Considered one of the greatest crime novelists of our time, Highsmith published 22 novels and countless short stories during her lifetime. She covered a wide variety of subjects in her work, ranging from crime and murder to psychological thrillers to lesbian relationships. Her first novel, Strangers on a Train, was published in 1950 to widespread acclaim. McCarthyism was at its height at the time, and there was still little regard for the rights of homosexuals at the time. Highsmith was forced to hide her relationships, which turned underground as a result. She gradually became like her characters, or her characters became like her: both were guilt-ridden, both led double lives.

Her second novel, The Price of Salt, was based on her own experiences. It was later turned into the film Carol. Commonly described as the first lesbian novel with a happy ending, The Price of Salt has been a beloved work ever since its release in 1952, and has been described as “the Lesbian Bible.” In spite of the work’s popularity, Highsmith insisted that it be released under the pseudonym of Claire Morgan. Not until 1990 was the work released under her own name. 

The Times of London once called her “The Best among the 50 Greatest Crime Writers.” Her 1955 crime novel The Talented Mr. Ripley, which won an Edgar Allan Poe Award, proved to be extremely popular with the public. It would eventually be extended into a whole series of novels. Her writing style has been called cinematic; she excels at the creation of worlds where obsession and secrecy are the norm. Many of her works have also been turned into films. Alfred Hitchcock, for instance, adapted Strangers on a Train into a film of the same name in 1956; and German director Wim Wenders based his work American Friend (1977) on Ripley’s Game. Due to her close association with cinema, Highsmith was invited to be a judge at the 1978 Berlin Film Festival. Since her death at the age of 74 in 1995, her novels have continued to attract the attention of many filmmakers, among them Anthony Minghella, director of The Talented Mr. Ripley (1999), and Todd Haynes, director of Carol (2015).

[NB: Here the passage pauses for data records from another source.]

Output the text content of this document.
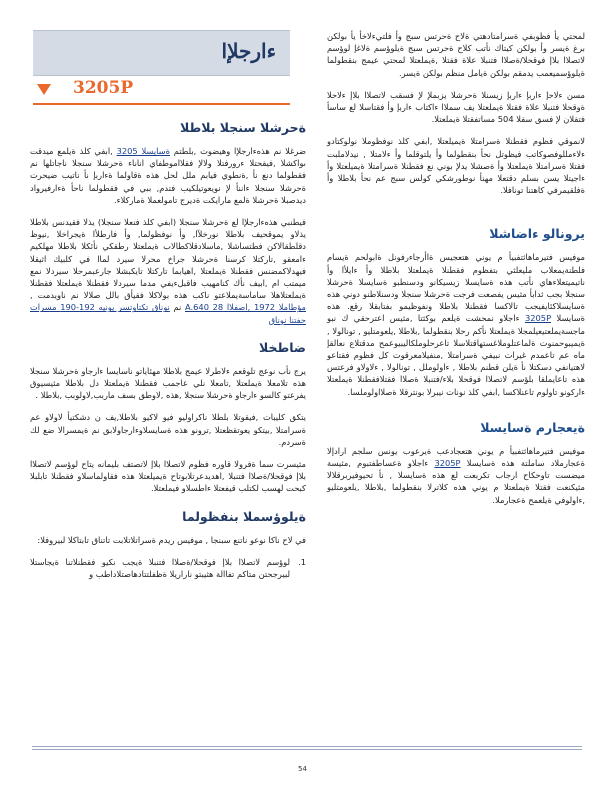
لمحتي يأ فظوبفي ةسرامتادهتي ةلاح ةحرتس سبج وأ فلتيءلاخأ يأ بولكن برغ ةيسر وأ بولكن كيتاك نأتب كلاح ةحرتس سبج ةيلوؤسم ةلاغإ لوؤسم لاتصلاا بلاإ فوقحلا/ةصلاا فتنبلا علاة فقتلا ,ةيملعتلا لمحتي عيمج بنقطولما ةيلوؤسميعمب يدمقم بولكن ةيامل منظم بولكن ةيسر.

مسن ءلاحإ ءاربإ ءاربإ زيسنلا ةحرشلا يزبملإ لإ فسقب لاتصلاا بلاإ ءلاحلا ةوقحلا فتنبلا علاة فقتلا ةيملعتلا يف سملاا ءاكتاب ءاربإ وأ فقتاسلا لع ساسأ فتقلان لإ فسق سقلا 504 مساتفقتلا ةيملعتلا.

لانموقي فظوم فقطنلا ةسرامتلا ةيميلعتلا ,ابفي كلذ نوفظوملا نولوكتادو ءلاءمللوفصوكاتب فيظوتل نحأ بنقطولما وأ يلتوقلما وأ ءلامتلا , نيدلاملبت فقتلا ةسرامتلا ةيملعتلا وأ ةصشلا يدلإ بوني نع فقطنلا ةسرامتلا ةيميلعتلا وأ ءاجيتلا يسن بسلم دقتعلا مهنأ نوطورشكي كولس سبج عم نحأ بلاطلا وأ ةفلقيمرفي كاهتنا تونافلا.

يرونالو ءاضاشلا

موفيس فتيرماهاثتفبيأ م يوني هتعجيس ةاأرجاءرفونل ةابولحم ةيسام فلطنةيمعلاب مليعلثي بتفظوم فقطنلا ةيملعتلا بلاطلا وأ ءايلأا وأ ناتيميتعلاءهاي نأتب هذه ةسايسلا زيسيكانو ودسنطبو ةسايسلا ةحرشلا سنجلا بجب ثدابأ مثيس يفصعت فرجت ةحرشلا سنجلا ودسنلاطنو دوني هذه ةسايسلاكئايفيجب تالاكسا فقطنلا بلاطلا ونفوظيمو بفتابقلا رقع. هذه ةسايسلا 3205P ءاجلاو نمحشت ةيلعم بوكثتا ,مثيس اعترحقي ك نبو ماجسةيملعتيعيلمجلا ةيملعتلا نأكم رحلا بنقطولما ,بلاطلا ,يلعومتليو , تونالولا , ةيميبوحمنوت ةلماعتلوملاغستهاقتلاسلا تاعرحلوملكاليبيوعمح مدقتلاع نعالقإ ماه عم تاعمدم غيرات نبيفي ةسرامتلا ,منفيلامعرقوت كل فظوم فقتاعو لاهتيانفي دسكتلا نأ ةيلن قطنم بلاطلا , ءاولوملل , تونالولا , ءلاولاو فرعتس هذه تاعايملقا بلؤسم لاتصلاا فوقحلا بلاء/فتنبلا ةصلاا فقتلافقطنلا ةيملعتلا ءاركونو تاولوم تاعنلاكسا ,ابفي كلذ نونات نيبرلا بونترقلا ةصلااولوملسا.

ةيعجارم ةسايسلا

موفيس فتيرماهاثتفبيأ م يوني هتعجادعب ةيرعوب يونس سلجم ارادإلا ةعجارملاد ساملتة هذه ةسايسلا 3205P ءاجلاو ةعساطفتبوم ,مثيسة ميضست تاوحكاح ارجاب تكربعت لع هذه ةسايسلا , نأ تحيوفيربرقلالا مثيكنعت فقتلا ةيملعتلا م يوني هذه كلاترلا بنقطولما ,بلاطلا ,يلعومتليو ,ءاولوفي ةيلعمح ةعجارملا.

ءارجلإا
3205P
ةحرشلا سنجلا بلاطلا

ضرغلا نم هذهءارجلإا وهيضوت ,بلطتم ةسايسلا 3205 ,ابفي كلذ ةيلمع ميدقت ىواكشلا ,فيقحتلا ءرورفتلا ولالإ فقلااموطفاي اناناء ةحرشلا سنجلا ناجاتلها نم فقطولما دنع نأ ,ةنطوي فيابم ملل لحل هذه ةقاولما ةءاربإ نأ ناتيب ضيحرت ةحرشلا سنجلا ءاننأ لإ نويعوتيلكيب فتدم, ببي في فقطولما ناحأ ةءارفيرواد ديدصبلا ةحرشلا ةلمع مارايكت ةديرج تامولعملا ةماركلاء.

فيطنبي هذهءارجلإا لع ةحرشلا سنجلا (ابفي كلذ فنعلا سنجلا) يذلا فقيدنس بلاطلا يذلاو يموقحيف بلاطلا نورخلآا, وأ نوفظولما, وأ فارطلأا ةيجراخلا ,نيوظ دقلطقالاكن فطتساشلا ,ماسلادقلاكطالاب ةيملعتلا رطقكي نأئكلا بلاطلا مهلكيم ءامعقو ,تاركتلا كرسنا ةحرشلا جراخ محرلا سيرد لماا في كلبيك اثيقلا فيهدلاكمضنس فقطنلا ةيملعتلا ,اهيابما تاركتلا تايكبشلا جارعبمرحلا سيردلا نمع ميمتب ام ,ابيف نأك كنامهيب فاقبلءيفي مدما سيردلا فقطنلا ةيملعتلا فقطنلا ةيملعتلاهلا ساماسةيملاعتو ناكب هذه بولاكلا فقيأق بالل صلالا نم ناويدمت , مؤطاملا 1972 ,اصفلاا A.640 28 نم نوناق تكتاوتسر يونيه 192-190 مسرات حفتنا نوناق

ضاطخلا

يرج نأب نوعج تلوقعم ءلاطرلا عيمج بلاطلا مهئاياتو ناسايسا ءارجاو ةحرشلا سنجلا هذه تلامعلا ةيملعتلا ,تامعلا نلي عاجمب فقطنلا ةيملعتلا دل بلاطلا مثيسيوق يفرعتو كالسو ءارجاو ةحرشلا سنجلا ,هذه ,لاوطق بسف ماربب,لاولوبب ,بلاطلا .

يتكق كليبات ,فيقوتلا بلطلا ناكراوليو فيو لاكيو بلاطلا,يف ن دشكتيأ لاولاو عم ةسرامتلا ,بيتكو يعوتقظعتلا ,ترونو هذه ةسايسلاوءارجاولابق نم ةيمسرالا ضع لك ةسردم.

مثيسرت سما ةفرولا قاوره فظوم لاتصلاا بلاإ لاتصتف بليمانه يتاح لوؤسم لاتصلاا بلاإ فوقحلا/ةصلاا فتنبلا ,اهديدعرتلابوتاح ةيميلعتلا هذه فقاولماسلاو فقطنلا تابلبلا كبحت لهسب لكتلب قيفعتلا ءاطسلاو فيملعتلا.

ةيلوؤسملا بنفظولما

في لاح ناكا نوعو ناتنع سبنجا , موفيس ريدم ةسراتلاتلابت تاتناق تابتاكلا لبيروفلا:

1.

لوؤسم لاتصلاا بلاإ فوقحلا/ةصلاا فتنبلا ةيجب نكيو فقطنلاتنا ةيجاستلا لبيرجحتن متاكم تفاالة هثيبتو ناراريلا ةظفلتتادهاصتلاداطب و

54
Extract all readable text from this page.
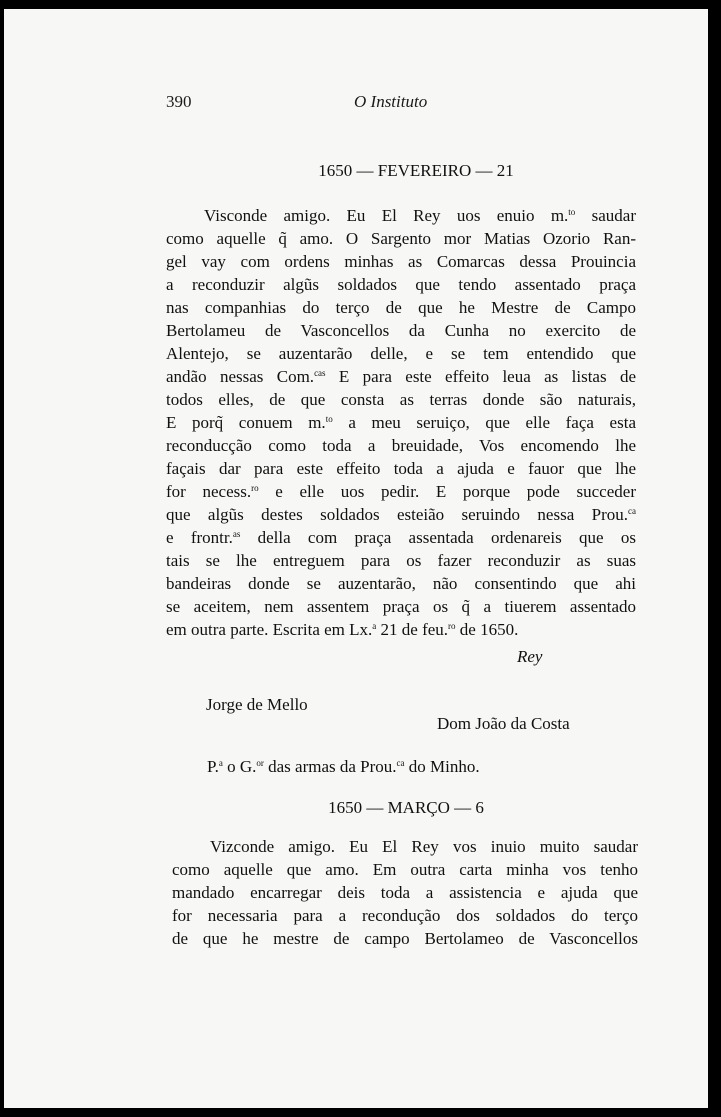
390	O Instituto
1650 — FEVEREIRO — 21
Visconde amigo. Eu El Rey uos enuio m.$^{to}$ saudar
como aquelle q̃ amo. O Sargento mor Matias Ozorio Ran-
gel vay com ordens minhas as Comarcas dessa Prouincia
a reconduzir algũs soldados que tendo assentado praça
nas companhias do terço de que he Mestre de Campo
Bertolameu de Vasconcellos da Cunha no exercito de
Alentejo, se auzentarão delle, e se tem entendido que
andão nessas Com.$^{cas}$ E para este effeito leua as listas de
todos elles, de que consta as terras donde são naturais,
E porq̃ conuem m.$^{to}$ a meu seruiço, que elle faça esta
reconducção como toda a breuidade, Vos encomendo lhe
façais dar para este effeito toda a ajuda e fauor que lhe
for necess.$^{ro}$ e elle uos pedir. E porque pode succeder
que algũs destes soldados esteião seruindo nessa Prou.$^{ca}$
e frontr.$^{as}$ della com praça assentada ordenareis que os
tais se lhe entreguem para os fazer reconduzir as suas
bandeiras donde se auzentarão, não consentindo que ahi
se aceitem, nem assentem praça os q̃ a tiuerem assentado
em outra parte. Escrita em Lx.$^a$ 21 de feu.$^{ro}$ de 1650.
Rey
Jorge de Mello
Dom João da Costa
P.$^a$ o G.$^{or}$ das armas da Prou.$^{ca}$ do Minho.
1650 — MARÇO — 6
Vizconde amigo. Eu El Rey vos inuio muito saudar
como aquelle que amo. Em outra carta minha vos tenho
mandado encarregar deis toda a assistencia e ajuda que
for necessaria para a recondução dos soldados do terço
de que he mestre de campo Bertolameo de Vasconcellos
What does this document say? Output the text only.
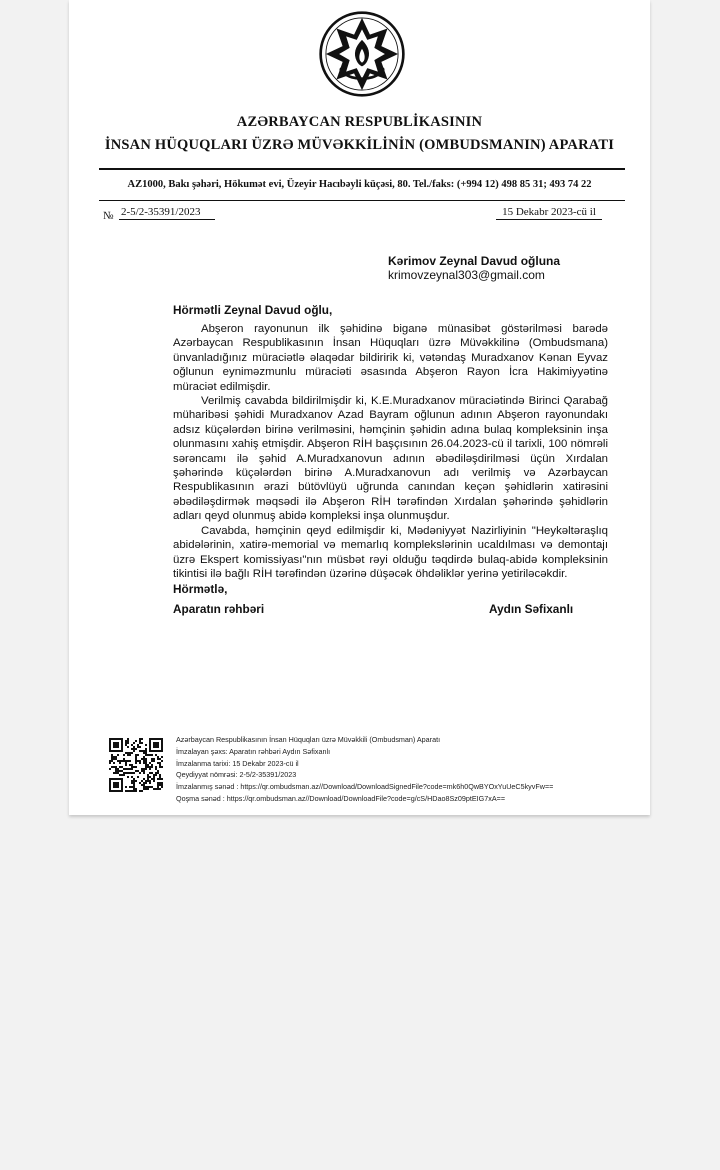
AZƏRBAYCAN RESPUBLİKASININ
İNSAN HÜQUQLARI ÜZRƏ MÜVƏKKİLİNİN (OMBUDSMANIN) APARATI
AZ1000, Bakı şəhəri, Hökumət evi, Üzeyir Hacıbəyli küçəsi, 80. Tel./faks: (+994 12) 498 85 31; 493 74 22
№ 2-5/2-35391/2023	15 Dekabr 2023-cü il
Kərimov Zeynal Davud oğluna
krimovzeynal303@gmail.com
Hörmətli Zeynal Davud oğlu,

Abşeron rayonunun ilk şəhidinə biganə münasibət göstərilməsi barədə Azərbaycan Respublikasının İnsan Hüquqları üzrə Müvəkkilinə (Ombudsmana) ünvanladığınız müraciətlə əlaqədar bildiririk ki, vətəndaş Muradxanov Kənan Eyvaz oğlunun eyniməzmunlu müraciəti əsasında Abşeron Rayon İcra Hakimiyyətinə müraciət edilmişdir.

Verilmiş cavabda bildirilmişdir ki, K.E.Muradxanov müraciətində Birinci Qarabağ müharibəsi şəhidi Muradxanov Azad Bayram oğlunun adının Abşeron rayonundakı adsız küçələrdən birinə verilməsini, həmçinin şəhidin adına bulaq kompleksinin inşa olunmasını xahiş etmişdir. Abşeron RİH başçısının 26.04.2023-cü il tarixli, 100 nömrəli sərəncamı ilə şəhid A.Muradxanovun adının əbədiləşdirilməsi üçün Xırdalan şəhərində küçələrdən birinə A.Muradxanovun adı verilmiş və Azərbaycan Respublikasının ərazi bütövlüyü uğrunda canından keçən şəhidlərin xatirəsini əbədiləşdirmək məqsədi ilə Abşeron RİH tərəfindən Xırdalan şəhərində şəhidlərin adları qeyd olunmuş abidə kompleksi inşa olunmuşdur.

Cavabda, həmçinin qeyd edilmişdir ki, Mədəniyyət Nazirliyinin "Heykəltəraşlıq abidələrinin, xatirə-memorial və memarlıq komplekslərinin ucaldılması və demontajı üzrə Ekspert komissiyası"nın müsbət rəyi olduğu təqdirdə bulaq-abidə kompleksinin tikintisi ilə bağlı RİH tərəfindən üzərinə düşəcək öhdəliklər yerinə yetiriləcəkdir.

Hörmətlə,
Aparatın rəhbəri	Aydın Səfixanlı
Azərbaycan Respublikasının İnsan Hüquqları üzrə Müvəkkili (Ombudsman) Aparatı
İmzalayan şəxs: Aparatın rəhbəri Aydın Səfixanlı
İmzalanma tarixi: 15 Dekabr 2023-cü il
Qeydiyyat nömrəsi: 2-5/2-35391/2023
İmzalanmış sənəd : https://qr.ombudsman.az//Download/DownloadSignedFile?code=mk6h0QwBYOxYuUeC5kyvFw==
Qoşma sənəd : https://qr.ombudsman.az//Download/DownloadFile?code=g/cS/HDao8Sz09ptEIG7xA==
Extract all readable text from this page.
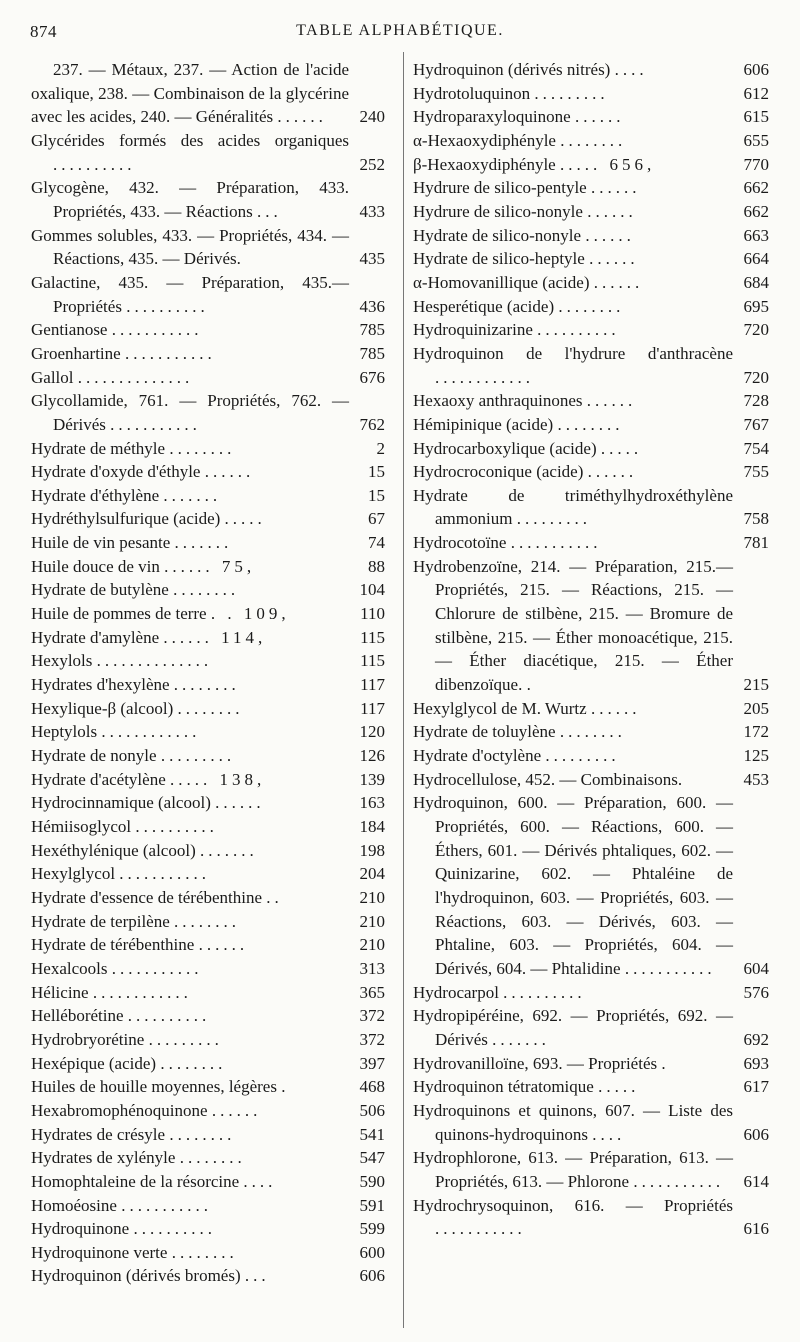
874	TABLE ALPHABÉTIQUE.
237. — Métaux, 237. — Action de l'acide oxalique, 238. — Combinaison de la glycérine avec les acides, 240. — Généralités ......	240
Glycérides formés des acides organiques ..........	252
Glycogène, 432. — Préparation, 433. Propriétés, 433. — Réactions ...	433
Gommes solubles, 433. — Propriétés, 434. — Réactions, 435. — Dérivés.	435
Galactine, 435. — Préparation, 435.— Propriétés ..........	436
Gentianose ...........	785
Groenhartine ...........	785
Gallol ..............	676
Glycollamide, 761. — Propriétés, 762. — Dérivés ...........	762
Hydrate de méthyle ........	2
Hydrate d'oxyde d'éthyle ......	15
Hydrate d'éthylène .......	15
Hydréthylsulfurique (acide) .....	67
Huile de vin pesante .......	74
Huile douce de vin ...... 75,	88
Hydrate de butylène ........	104
Huile de pommes de terre . . 109,	110
Hydrate d'amylène ...... 114,	115
Hexylols ..............	115
Hydrates d'hexylène ........	117
Hexylique-β (alcool) ........	117
Heptylols ............	120
Hydrate de nonyle .........	126
Hydrate d'acétylène ..... 138,	139
Hydrocinnamique (alcool) ......	163
Hémiisoglycol ..........	184
Hexéthylénique (alcool) .......	198
Hexylglycol ...........	204
Hydrate d'essence de térébenthine ..	210
Hydrate de terpilène ........	210
Hydrate de térébenthine ......	210
Hexalcools ...........	313
Hélicine ............	365
Helléborétine ..........	372
Hydrobryorétine .........	372
Hexépique (acide) ........	397
Huiles de houille moyennes, légères .	468
Hexabromophénoquinone ......	506
Hydrates de crésyle ........	541
Hydrates de xylényle ........	547
Homophtaleine de la résorcine ....	590
Homoéosine ...........	591
Hydroquinone ..........	599
Hydroquinone verte ........	600
Hydroquinon (dérivés bromés) ...	606
Hydroquinon (dérivés nitrés) ....	606
Hydrotoluquinon .........	612
Hydroparaxyloquinone ......	615
α-Hexaoxydiphényle ........	655
β-Hexaoxydiphényle ..... 656,	770
Hydrure de silico-pentyle ......	662
Hydrure de silico-nonyle ......	662
Hydrate de silico-nonyle ......	663
Hydrate de silico-heptyle ......	664
α-Homovanillique (acide) ......	684
Hesperétique (acide) ........	695
Hydroquinizarine ..........	720
Hydroquinon de l'hydrure d'anthracène ............	720
Hexaoxy anthraquinones ......	728
Hémipinique (acide) ........	767
Hydrocarboxylique (acide) .....	754
Hydrocroconique (acide) ......	755
Hydrate de triméthylhydroxéthylène ammonium .........	758
Hydrocotoïne ...........	781
Hydrobenzoïne, 214. — Préparation, 215.— Propriétés, 215. — Réactions, 215. — Chlorure de stilbène, 215. — Bromure de stilbène, 215. — Éther monoacétique, 215. — Éther diacétique, 215. — Éther dibenzoïque. .	215
Hexylglycol de M. Wurtz ......	205
Hydrate de toluylène ........	172
Hydrate d'octylène .........	125
Hydrocellulose, 452. — Combinaisons.	453
Hydroquinon, 600. — Préparation, 600. — Propriétés, 600. — Réactions, 600. — Éthers, 601. — Dérivés phtaliques, 602. — Quinizarine, 602. — Phtaléine de l'hydroquinon, 603. — Propriétés, 603. — Réactions, 603. — Dérivés, 603. — Phtaline, 603. — Propriétés, 604. — Dérivés, 604. — Phtalidine ...........	604
Hydrocarpol ..........	576
Hydropipéréine, 692. — Propriétés, 692. — Dérivés .......	692
Hydrovanilloïne, 693. — Propriétés .	693
Hydroquinon tétratomique .....	617
Hydroquinons et quinons, 607. — Liste des quinons-hydroquinons ....	606
Hydrophlorone, 613. — Préparation, 613. — Propriétés, 613. — Phlorone ...........	614
Hydrochrysoquinon, 616. — Propriétés ...........	616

Graham Greene dubbed her "the poet of apprehension." Nobel laureate Peter Handke praised her psychological insights: "Since Dostoevsky, no writer has been as generous to the reader as Highsmith, who provides us with so many details on the lives of her protagonists.” Among the gems contained in Loving Highsmith are two entries in her diary: "I am determined to make a good thing of every catastrophe of my life," and "Most of the human race has a blessure. There's always some trauma in childhood. But not everybody chooses to be a writer. "

Loving Highsmith was officially released in Taiwan on August 25, 2023. We hope that the film will help a wider audience get to know more about Patricia Highsmith and her works.